Specifically, the paper defines a function C(e) which gives the logical time for event e in the distributed system. There is but one requirement for this function, that it satisfies the clock condition :
if a->b then C(a) < C(b)
This clock function can be defined by two rules:
- IR1. A process increments its clock before sending a message.
- IR2. A process receives a message, and then sets its clock to the maximum of:
- its current clock plus one
- the timestamp of the received message plus one
With these two rules, our clock function satisfies the clock condition. Again, left as an excercise to the reader to prove this.
Now that we have a partial ordering in terms of clock values (you can create scenarios where two events have the same value), we can define an arbitrary, deterministic _total ordering over all events. A trivial yet powerful method is to assign every process an identifier. When two events have the same clock value, they must have been executed on different processes. Therefore, we can order events by sorting again these events by their PID.
The paper does not define the ordering among processes, only that such an ordering exists; PIDs are a simple way to accomplish this.
The paper wraps up this section by using the total ordering property to solve distributed mutual exclusion. I don’t want to discuss it here because it reads more like a motivation for distributed total ordering than a core contribution of the paper.
The method of total ordering can be further extended to synchronize distributed processes to some phyisical time, within some bound.
In our logical system, the clock condition holds for events occuring within the system but says nothing about external events. Indeed, the paper presents a scenario where an external event happens before another, but according to the system the inputs may happen concurrently or in reverse. So, the paper presents the strong clock condition, which is equivalent to the clock condition but also considers relevant external events to the system.
The paper presents two properties of a physical clock:
- PC1: There exists some constant k such that the physical clock rate for any process is one plus or minus k.
- PC2: There exists some constant e such that the absolute difference in clock rate between two processes is less than e.
The paper proceeds to present an algorithm for setting physical clocks which is similar to the rules IR1 and IR2. The proof for this algorithm is included in the paper. Basically, the observation is that given some minimal propagation time in between a message send and receive, we can bump the local clock to the maximum of the current time or the time the message was sent plus the minimal propagation time.
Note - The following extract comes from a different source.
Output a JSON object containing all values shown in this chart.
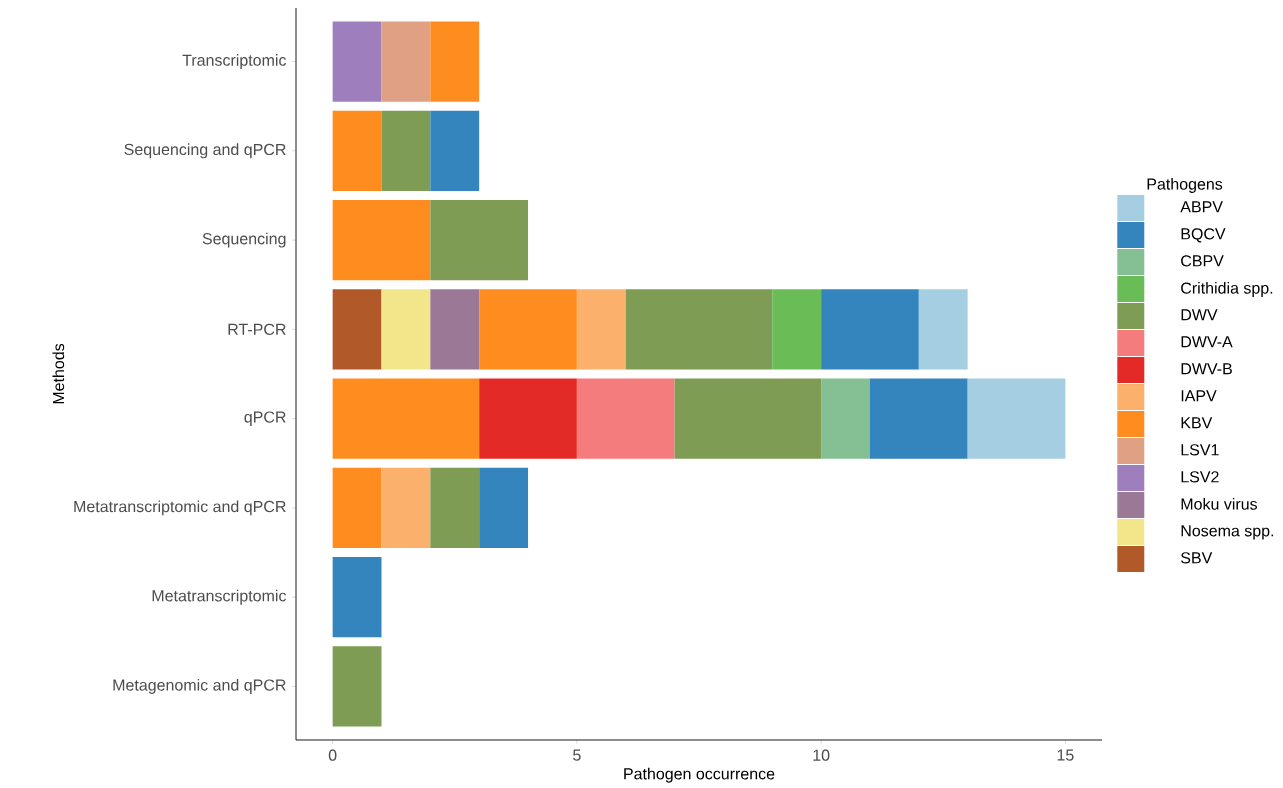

In this way, messages passively synchronize the clocks of the nodes in the system.
This paper presents a simple problem with a simple solution and profound impact. One of the core problems in distributed systems is consensus, and this paper presents a solution for consensus among a set of events. In distributed systems, even the mere problem of ordering events is difficult and non-trivial. The paper raises a red flag and warns us that even simple assumptions are dangerous within [distributed] systems.
From logical clocks we can build many other distributed system primitives, such as atomic broadcast, commit protocols, consensus algorithms, and much more!
At the time of writing, the paper has over 11,000 citations. This speaks to how influential the work is within the distributed systems community and how prolific the problem of time is to the field.